The impetus for the raid went beyond just circulating alternative currency.  Mail fraud, wire fraud, and money laundering are also alleged.  I obviously have no idea whether or not the latter three charges can be substantiated, but just what law are they violating by circulating their Liberty Dollars?  Furthermore, why isn’t that law being enforced equally?

As far as I know the Liberty Dollar folks weren’t trying to pass their currency as U.S. dollars, i.e. they weren’t counterfeiting.  At its core what they were doing were trading one thing of value for another thing of value, which is still legal in our country as far as I know.

The case jogged my memory and reminded me of a story I heard on NPR many moons ago about some little town in Massachusetts that was circulating its own currency.

GREAT BARRINGTON, Massachusetts (Reuters) - A walk down Main Street in this New England town calls to mind the pictures of Norman Rockwell, who lived nearby and chronicled small-town American life in the mid-20th Century.

So it is fitting that the artist’s face adorns the 50 BerkShares note, one of five denominations in a currency adopted by towns in western Massachusetts to support locally owned businesses over national chains.

There are about 844,000 BerkShares in circulation, worth $759,600 at the fixed exchange rate of 1 BerkShare to 90 U.S. cents, according to program organizers. The paper scrip is available in denominations of one, five, 10, 20 and 50.
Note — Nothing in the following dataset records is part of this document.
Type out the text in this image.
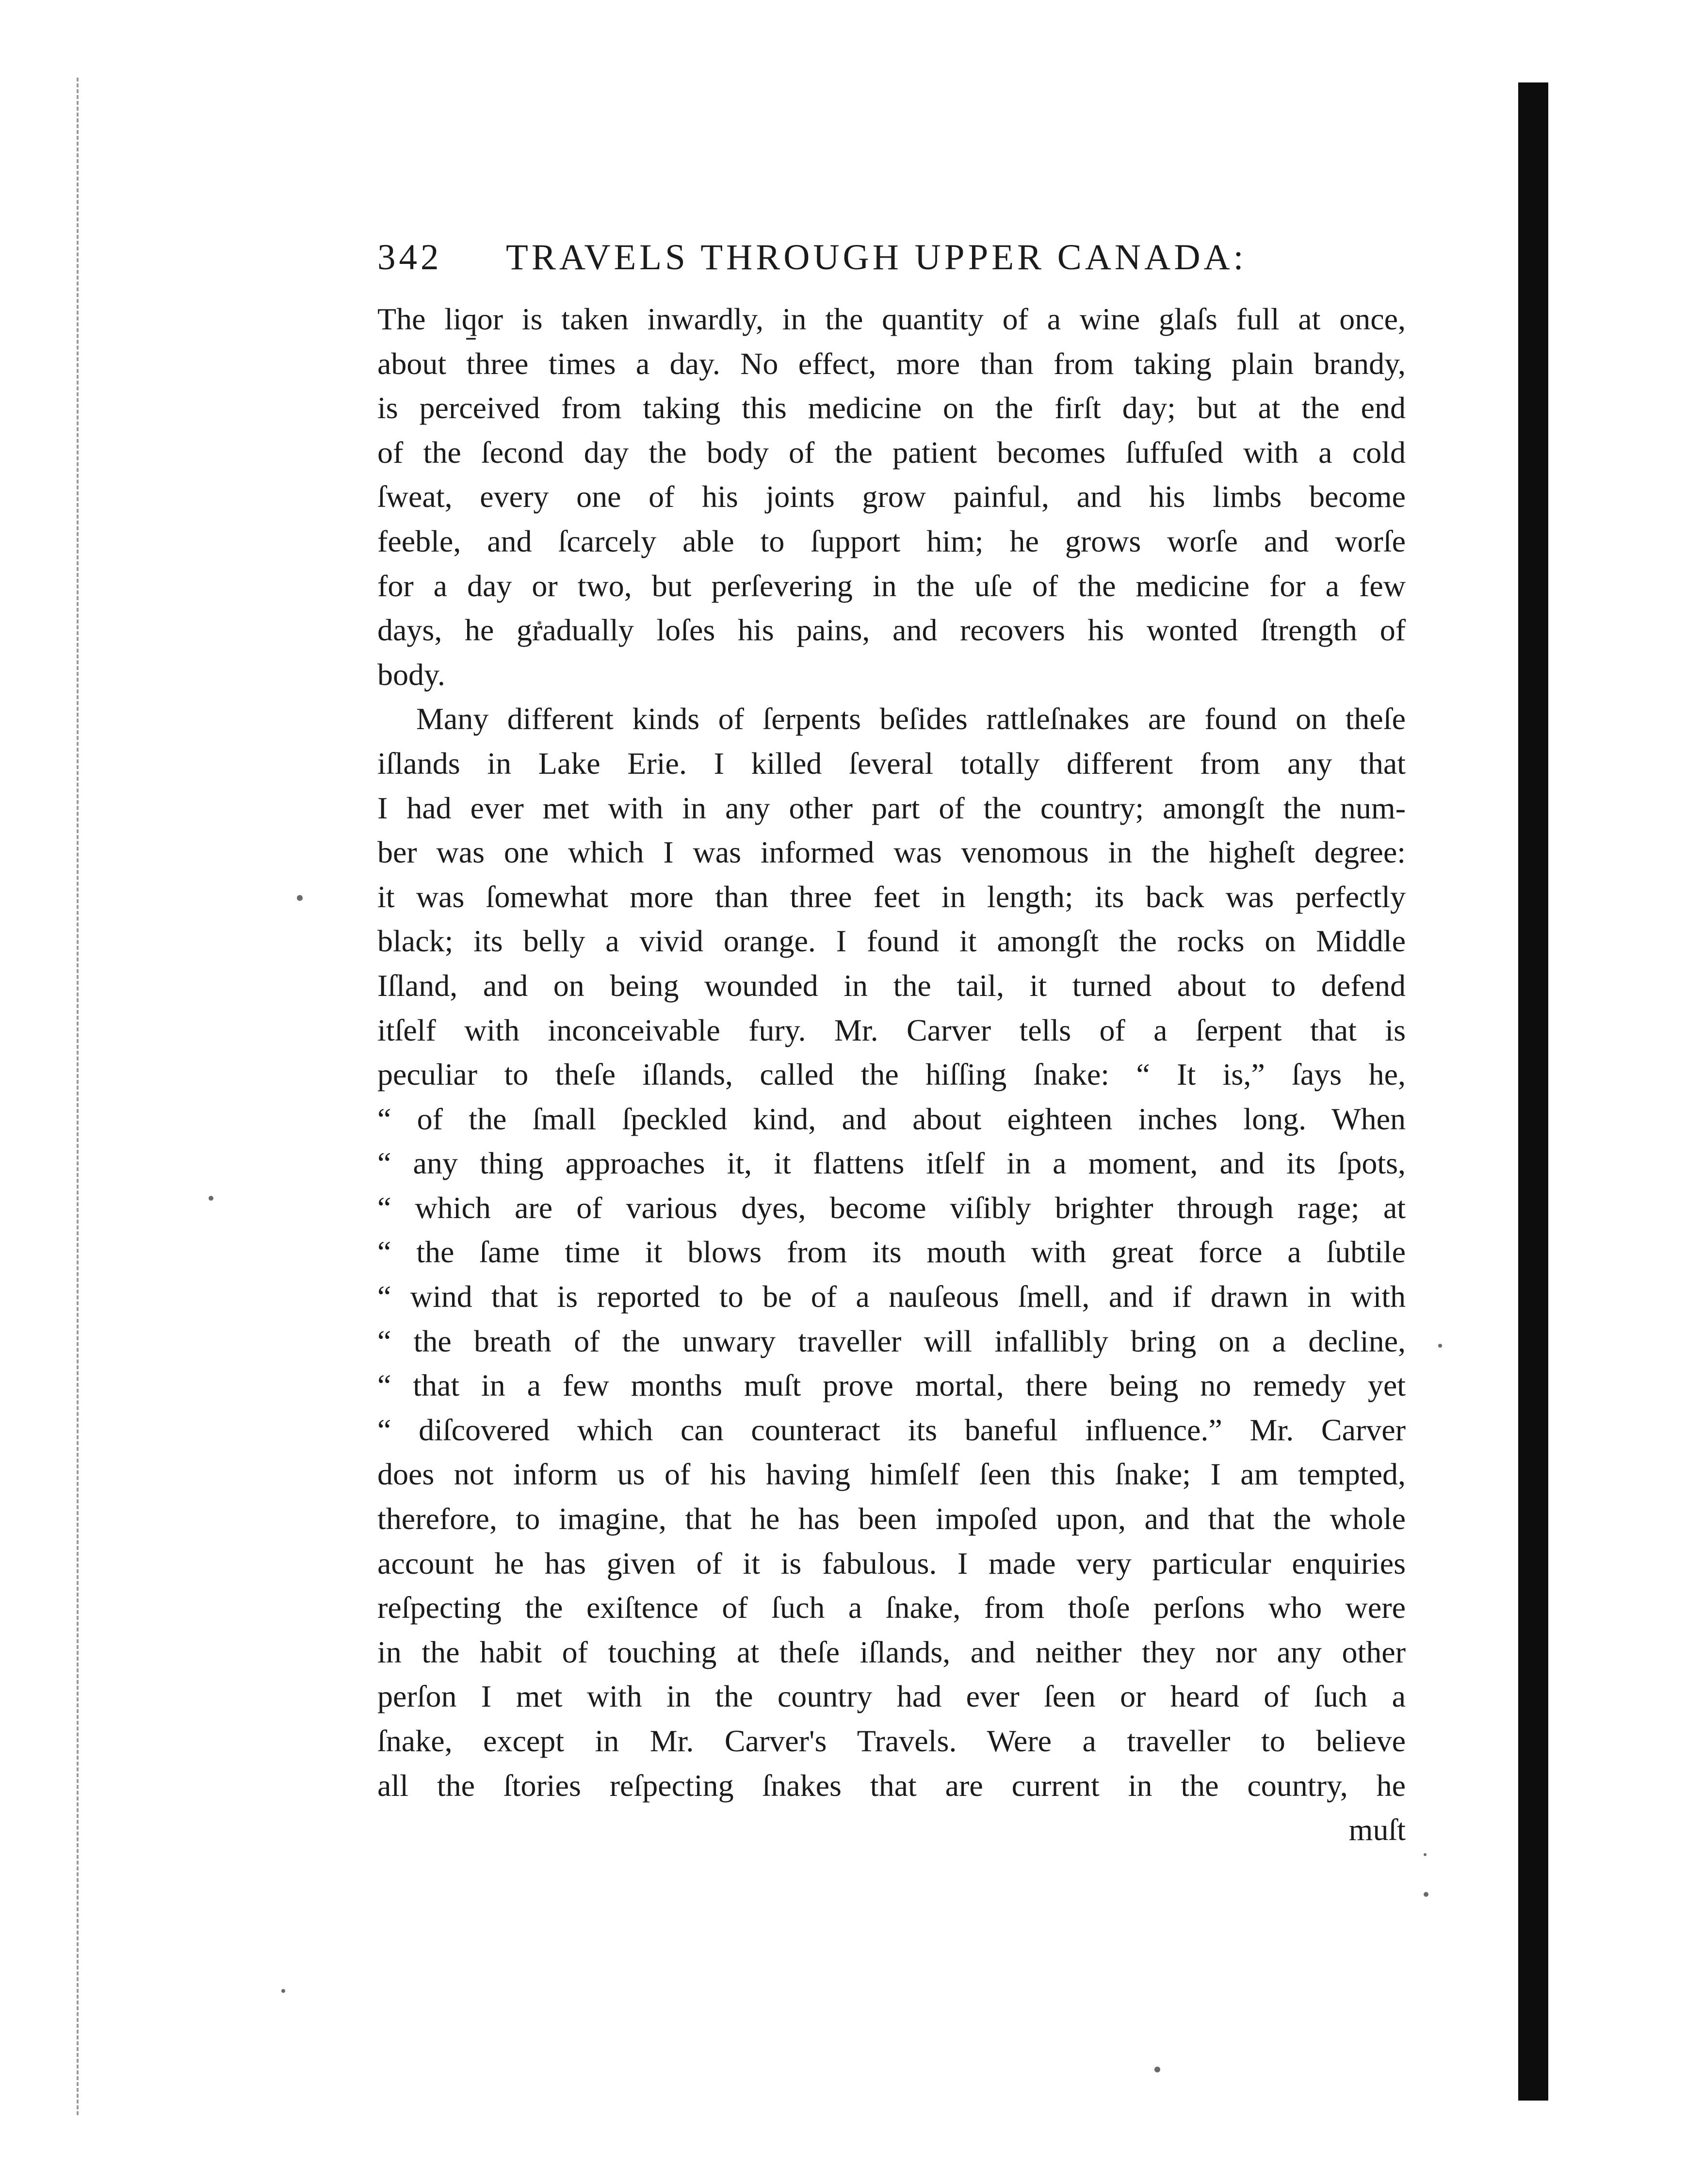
342 TRAVELS THROUGH UPPER CANADA:
The liq̱or is taken inwardly, in the quantity of a wine glaſs full at once,
about three times a day. No effect, more than from taking plain brandy,
is perceived from taking this medicine on the firſt day; but at the end
of the ſecond day the body of the patient becomes ſuffuſed with a cold
ſweat, every one of his joints grow painful, and his limbs become
feeble, and ſcarcely able to ſupport him; he grows worſe and worſe
for a day or two, but perſevering in the uſe of the medicine for a few
days, he gradually loſes his pains, and recovers his wonted ſtrength of
body.
Many different kinds of ſerpents beſides rattleſnakes are found on theſe
iſlands in Lake Erie. I killed ſeveral totally different from any that
I had ever met with in any other part of the country; amongſt the num-
ber was one which I was informed was venomous in the higheſt degree:
it was ſomewhat more than three feet in length; its back was perfectly
black; its belly a vivid orange. I found it amongſt the rocks on Middle
Iſland, and on being wounded in the tail, it turned about to defend
itſelf with inconceivable fury. Mr. Carver tells of a ſerpent that is
peculiar to theſe iſlands, called the hiſſing ſnake: “ It is,” ſays he,
“ of the ſmall ſpeckled kind, and about eighteen inches long. When
“ any thing approaches it, it flattens itſelf in a moment, and its ſpots,
“ which are of various dyes, become viſibly brighter through rage; at
“ the ſame time it blows from its mouth with great force a ſubtile
“ wind that is reported to be of a nauſeous ſmell, and if drawn in with
“ the breath of the unwary traveller will infallibly bring on a decline,
“ that in a few months muſt prove mortal, there being no remedy yet
“ diſcovered which can counteract its baneful influence.” Mr. Carver
does not inform us of his having himſelf ſeen this ſnake; I am tempted,
therefore, to imagine, that he has been impoſed upon, and that the whole
account he has given of it is fabulous. I made very particular enquiries
reſpecting the exiſtence of ſuch a ſnake, from thoſe perſons who were
in the habit of touching at theſe iſlands, and neither they nor any other
perſon I met with in the country had ever ſeen or heard of ſuch a
ſnake, except in Mr. Carver's Travels. Were a traveller to believe
all the ſtories reſpecting ſnakes that are current in the country, he
muſt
In their 10 months of circulation, they’ve become a regular feature of the local economy. Businesses that accept BerkShares treat them interchangeably with dollars: a $1 cup of coffee sells for 1 BerkShare, a 10 percent discount for people paying in BerkShares.

So, if one of the reasons cited for raiding the Liberty Dollar operation was that they were circulating an alternative currency then why aren’t the Feds raiding tiny Great Barrington?

A permit to smoke?

Posted by Brian on October 24th, 2007

Don’t laugh all you smokers, it may not be too far away.

New figures today show England is the fattest country in the EU. Now Professor Julian Le Grand, chairman of Health England, hopes to encourage people to improve their diets, give up smoking and exercise more.

He proposed the introduction of a smoking permit, which smokers would be required to show each time they bought tobacco. It is then their choice to go smoke free and not buy a permit.

Le Grand is not just some fringe wacko - he’s a wacko who used to be an aide to Tony Blair. 

This is what you get when you cede control of your body to the government.  The government then controls you and your body - because they know what is best for you and the collective.  It is starting to sound like the Borg.

The federal government is not the federal government

Posted by Brian on October 15th, 2007

From the AP:

Three telecommunications companies have declined to tell Congress whether they gave U.S. intelligence agencies access to Americans’ phone and computer records without court orders, citing White House objections and national security.

Director of National Intelligence Mike McConnell “formally invoked the state secrets privilege to prevent AT&T from either confirming or denying” any details about intelligence programs, AT&T general counsel Wayne Watts wrote in a letter to the House Energy and Commerce Committee.

Qwest and Verizon also declined to answer, saying the federal government has prohibited them from providing information, discussing or referring to any classified intelligence activities.

So, the companies told Congress, which is part of the federal government, that the federal government has prohibited it from telling the federal government what the federal government told them to do or not do.  That makes perfect sense.